Its not so much the zoning (i.e. the difference between Houston and Tampa) that creates this effect. Moreso its the time spent on the ancillary processes that add costs and delays to the timeline of building. You couldn't just walk up to an empty lot and plop down a house on it even in houston - there are still layers of building review, permits, wetlands, environmental impacts, concurrency, etc. etc. etc.

For better or worse, we have the govt control for all of these issues and they have the power to slow down or speed up the process at will. In New Jersey, just getting the municipality to confirm sewer availability might take a few years. You try holding onto a piece of already scarcely zoned land for a few years while you spend a few hundred thousand dollars to comply with requirements and you quickly see why prices are so expensive!

Bill Newman writes:

Spencer: Evidence?

Anecdotally: If it is physical scarcity of land, why don't you see builders building in styles which economize on land?

Statistically: See Glaeser's papers, pointed to in the article upon which you are commenting. (analyzing the difference in value between a larger lot with legal permission to build and a smaller lot with legal permission to build)

My brother lives in Washington DC, in a row house constructed long ago in what seems like an obvious response to scarcity of land (and/or to poorer transport, probably).
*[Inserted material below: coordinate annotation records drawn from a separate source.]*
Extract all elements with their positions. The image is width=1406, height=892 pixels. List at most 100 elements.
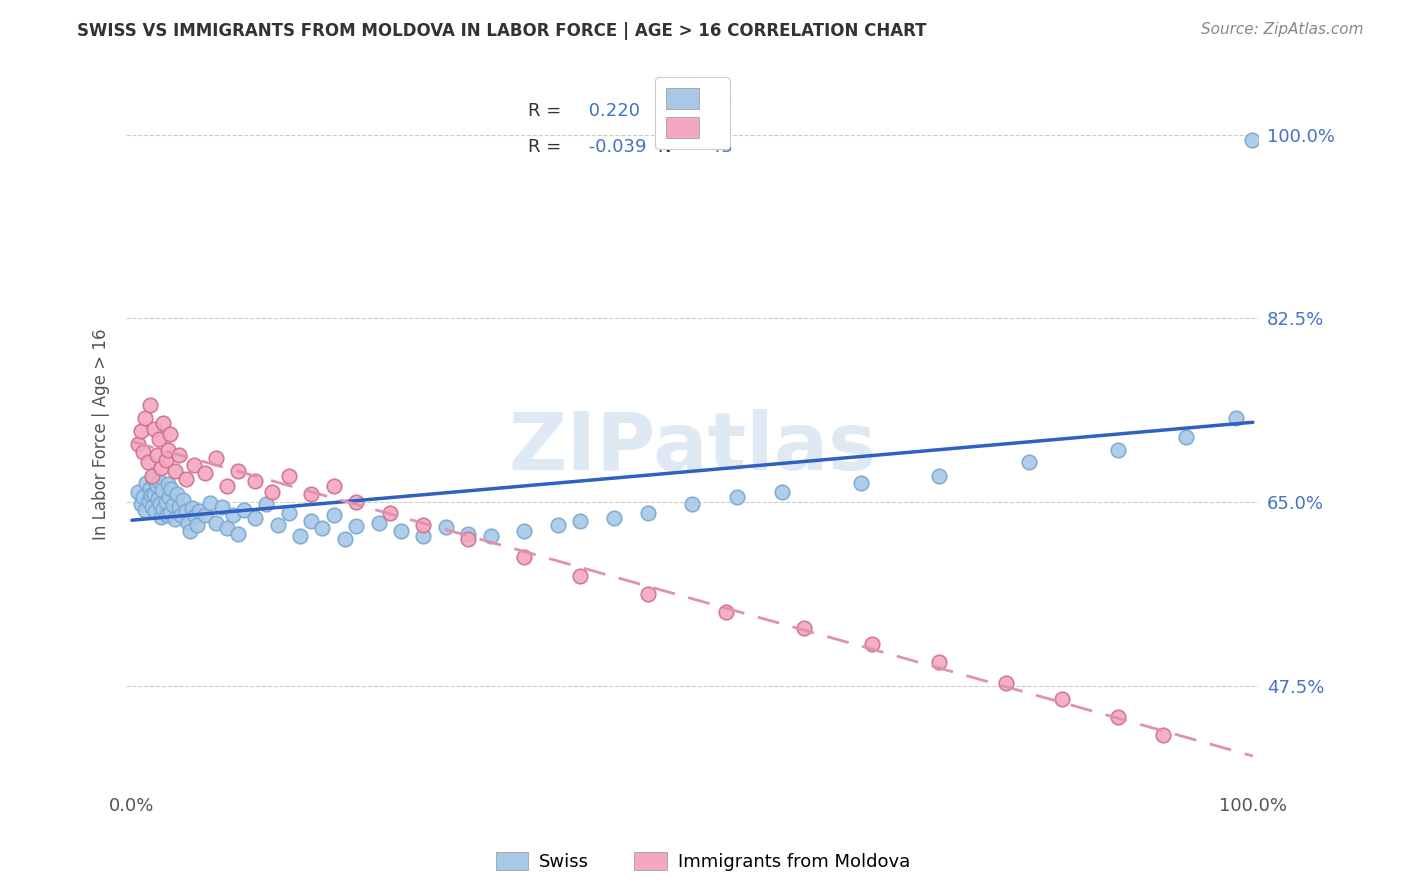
Point <box>222 508 245 522</box>
Point <box>1225 411 1247 425</box>
Point <box>139 488 162 502</box>
Point <box>150 483 173 498</box>
Point <box>167 448 190 462</box>
Legend: Swiss, Immigrants from Moldova: Swiss, Immigrants from Moldova <box>489 845 917 879</box>
Point <box>725 490 748 504</box>
Point <box>928 468 950 483</box>
Point <box>139 399 162 413</box>
Text: SWISS VS IMMIGRANTS FROM MOLDOVA IN LABOR FORCE | AGE > 16 CORRELATION CHART: SWISS VS IMMIGRANTS FROM MOLDOVA IN LABO… <box>77 22 927 40</box>
Point <box>127 484 149 499</box>
Point <box>174 504 197 518</box>
Point <box>174 472 197 486</box>
Point <box>162 498 184 512</box>
Point <box>378 506 401 520</box>
Text: ZIPatlas: ZIPatlas <box>508 409 876 487</box>
Point <box>277 468 299 483</box>
Point <box>928 655 950 669</box>
Point <box>183 458 205 473</box>
Point <box>288 528 311 542</box>
Point <box>149 497 172 511</box>
Point <box>129 497 152 511</box>
Point <box>167 500 190 515</box>
Point <box>132 490 155 504</box>
Point <box>148 432 170 446</box>
Point <box>299 486 322 500</box>
Text: R =: R = <box>529 138 561 156</box>
Point <box>770 484 793 499</box>
Point <box>1107 442 1129 457</box>
Text: -0.039: -0.039 <box>582 138 645 156</box>
Point <box>145 479 167 493</box>
Point <box>159 506 181 520</box>
Point <box>245 474 267 488</box>
Point <box>245 510 267 524</box>
Point <box>228 464 250 478</box>
Point <box>205 516 228 530</box>
Point <box>188 504 211 518</box>
Text: 43: 43 <box>703 138 733 156</box>
Point <box>145 448 167 462</box>
Point <box>181 501 204 516</box>
Point <box>166 486 188 500</box>
Point <box>1152 728 1174 742</box>
Point <box>142 472 165 486</box>
Point <box>260 484 283 499</box>
Point <box>266 518 288 533</box>
Point <box>134 503 156 517</box>
Point <box>134 411 156 425</box>
Point <box>333 532 356 546</box>
Point <box>547 518 569 533</box>
Point <box>603 510 626 524</box>
Point <box>277 506 299 520</box>
Point <box>1174 430 1197 444</box>
Point <box>143 486 166 500</box>
Point <box>150 509 173 524</box>
Point <box>145 504 167 518</box>
Point <box>132 444 155 458</box>
Point <box>322 508 344 522</box>
Y-axis label: In Labor Force | Age > 16: In Labor Force | Age > 16 <box>93 328 110 540</box>
Point <box>217 479 239 493</box>
Point <box>849 476 872 491</box>
Point <box>160 483 183 497</box>
Point <box>155 453 177 467</box>
Point <box>141 468 163 483</box>
Point <box>457 532 479 546</box>
Point <box>170 508 193 522</box>
Point <box>138 494 160 508</box>
Point <box>156 508 179 522</box>
Point <box>205 450 228 465</box>
Point <box>233 503 256 517</box>
Point <box>299 514 322 528</box>
Point <box>714 605 737 619</box>
Point <box>172 492 194 507</box>
Point <box>860 637 883 651</box>
Point <box>412 518 434 533</box>
Point <box>254 497 277 511</box>
Point <box>412 528 434 542</box>
Point <box>152 417 174 431</box>
Point <box>457 526 479 541</box>
Point <box>211 500 233 515</box>
Text: Source: ZipAtlas.com: Source: ZipAtlas.com <box>1201 22 1364 37</box>
Point <box>344 495 367 509</box>
Point <box>127 437 149 451</box>
Point <box>637 587 659 601</box>
Point <box>183 508 205 523</box>
Point <box>569 568 592 582</box>
Point <box>146 491 169 506</box>
Point <box>152 502 174 516</box>
Point <box>793 621 815 635</box>
Point <box>637 506 659 520</box>
Text: N =: N = <box>658 138 693 156</box>
Point <box>995 675 1018 690</box>
Point <box>228 526 250 541</box>
Point <box>200 496 222 510</box>
Point <box>186 518 208 533</box>
Point <box>141 500 163 515</box>
Point <box>311 521 333 535</box>
Text: N =: N = <box>658 102 693 120</box>
Text: R =: R = <box>529 102 561 120</box>
Point <box>681 497 703 511</box>
Point <box>217 521 239 535</box>
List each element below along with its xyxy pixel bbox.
Such houses are worth a lot now, enough that it would be well worth it to convert large-lot buildings to multiple row houses. Has the technology of building on small lots like that been lost?

a widely-applicable answer from the libertarian point of view: "We no longer have the political technology to solve this problem." (from a guy whose name I have now forgotten, dammit)

a widely-applicable answer from the leftist p.o.v., esp. with regard to "zoning effects? I don't see any zoning effects" when people facing housing scarcity have spontaneously forgotten how to take roommates, take in boarders, build high density housing on the site of expensive trailer parks, etc. (as feelingly reported in the concluding chapter of _Nickel and Dimed_): "It's the market, stupid."

triticale writes:

People want to live in areas with those of similar socio-economic status.

True as a generality, but if it were an absolute gentrification would never happen. I for one have acquired most of my wealth by buying and living in homes that were priced in accordance with the socio-economic status of the neighborhood's past before the area became trendy.

John S Bolton writes:

Imagine a professor in the pay of the government, saying 'stop the oppression of builders'. How about 'end the ugly discrimination against developers'? Anyone would assume it was a joke. Actually, I remember a schoolteacher who said that blacks were in some ways, better off when they were allowed to build houses themselves (she meant shanties). One problem though, is that in the wastrel welfare society of today, communities need some means of protecting their own from those who could use freedom to build, to attach themselves to the net taxpayer. Each responsible official must consider whether his action will increase the level of aggression in the jurisdiction for which he makes the decision. Freedom to build could become freedom to camp, and sign up to vote oneself some extra welfare in a momentarily attractive place.

Dave H writes:

I can calculate the amount of my payoff (or at least part of it).

I live in MA. I bought a house for $390k. It was new construction, permitted under a state law provision (40B), that allows builders to bypass the town permitting rules if 25% of the lots are 'affordable', which means sold at a 50% discount to qualifying individuals. I calcuated my portion of this subisdy was about $55k.

I live in a town with over 3,000 buildable lots. The town fathers recently bragged they limited permits (other than 40b permits) last year to 10.